Dr.Sarvananthan felt that a major way to reduce the local borrowing capacity of the Sri Lankan State is to make EPF/ETF totally independent of the government and the Central Bank.

“Another major way to reduce the local borrowing capacity of the Sri Lankan State is to privatize all the state-owned commercial and specialized banks and insurance companies. These state-owned financial institutions are routinely coerced to purchase Treasury Bond/Bills to finance the fiscal profligacy and audacious debts of the governments of Sri Lanka (national, provincial, and local).”

“Additionally, the state-owned banks and financial institutions are the facilitators and enablers of Sri Lankan politicians to become business people concurrently thereby creating a huge conflict of interest on the bidding for public tenders for public works.”

“In a nutshell, for the realization of public debt sustainability in Sri Lanka, privatization of the state-owned banks and financial institutions and the extrication of the EPF/ETF from the custody of the CBSL are sine qua non,” the economist said.

Curbs on External Borrowing

On the Sri Lankan State’s external borrowing spree, Dr.Sarvananthan said: “In order to reduce the capacity of Sri Lankan governments to borrow externally, a law should be enacted to prohibit external borrowing in private international capital markets through the issuance of sovereign bonds. Of course, the IMF or any other multilateral agency would not promote such a law because it is anathema to its promotion of private capital markets. Therefore, the aforementioned law should be enacted locally by parliament and the opposition political parties should demand such a law immediately.”
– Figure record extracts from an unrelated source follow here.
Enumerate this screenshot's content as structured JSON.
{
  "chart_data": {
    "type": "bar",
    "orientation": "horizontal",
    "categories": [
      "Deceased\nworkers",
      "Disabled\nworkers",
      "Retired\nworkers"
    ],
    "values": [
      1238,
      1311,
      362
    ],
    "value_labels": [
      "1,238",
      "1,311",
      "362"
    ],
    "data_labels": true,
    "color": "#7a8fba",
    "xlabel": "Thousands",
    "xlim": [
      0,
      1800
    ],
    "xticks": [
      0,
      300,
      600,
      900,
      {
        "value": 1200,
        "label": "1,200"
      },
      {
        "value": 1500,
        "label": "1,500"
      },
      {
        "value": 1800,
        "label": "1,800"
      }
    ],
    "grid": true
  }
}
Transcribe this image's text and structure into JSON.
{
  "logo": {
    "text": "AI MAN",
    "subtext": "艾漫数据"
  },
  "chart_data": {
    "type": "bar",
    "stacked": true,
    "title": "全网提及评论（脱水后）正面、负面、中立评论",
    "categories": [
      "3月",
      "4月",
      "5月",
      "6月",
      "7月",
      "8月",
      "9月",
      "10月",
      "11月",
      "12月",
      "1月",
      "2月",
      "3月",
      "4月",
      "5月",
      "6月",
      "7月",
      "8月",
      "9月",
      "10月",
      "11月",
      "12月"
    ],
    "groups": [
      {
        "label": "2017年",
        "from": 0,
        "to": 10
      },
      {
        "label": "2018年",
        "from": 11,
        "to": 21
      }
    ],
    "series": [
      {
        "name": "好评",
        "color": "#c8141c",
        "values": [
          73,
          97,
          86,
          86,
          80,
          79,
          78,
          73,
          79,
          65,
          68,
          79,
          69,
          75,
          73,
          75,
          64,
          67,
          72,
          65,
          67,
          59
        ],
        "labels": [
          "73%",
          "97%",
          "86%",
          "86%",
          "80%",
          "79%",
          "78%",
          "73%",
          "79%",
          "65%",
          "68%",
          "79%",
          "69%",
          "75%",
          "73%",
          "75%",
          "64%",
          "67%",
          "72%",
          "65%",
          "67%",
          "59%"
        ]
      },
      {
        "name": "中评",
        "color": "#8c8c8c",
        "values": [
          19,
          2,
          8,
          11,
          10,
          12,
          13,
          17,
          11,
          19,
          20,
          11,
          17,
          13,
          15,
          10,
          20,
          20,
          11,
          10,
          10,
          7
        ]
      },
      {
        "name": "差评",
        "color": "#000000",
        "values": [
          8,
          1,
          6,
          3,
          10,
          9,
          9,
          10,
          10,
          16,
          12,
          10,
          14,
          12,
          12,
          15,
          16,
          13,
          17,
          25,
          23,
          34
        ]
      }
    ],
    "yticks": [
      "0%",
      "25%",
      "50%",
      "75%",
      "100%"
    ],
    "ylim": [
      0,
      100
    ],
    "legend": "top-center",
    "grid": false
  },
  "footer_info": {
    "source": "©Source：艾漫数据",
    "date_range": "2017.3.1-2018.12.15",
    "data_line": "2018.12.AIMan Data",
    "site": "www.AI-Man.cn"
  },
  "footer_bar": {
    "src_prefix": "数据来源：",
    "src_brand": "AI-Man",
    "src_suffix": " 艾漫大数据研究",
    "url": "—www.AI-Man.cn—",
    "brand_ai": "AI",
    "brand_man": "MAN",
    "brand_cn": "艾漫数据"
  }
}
Suspicious Inflation Figures

On the inflation figures put out by the government Dr.Sarvananthan said: “I am suspicious of the recent downward trend in the inflation to reach 12% in June 2023; especially the food inflation dropping to 4.1% in June 2023 from 21.5% in May 2023. I have personally experienced increased food prices (vegetables, fruits, etc.) in June 2023 compared to May 2023 both in Colombo and Point Pedro.”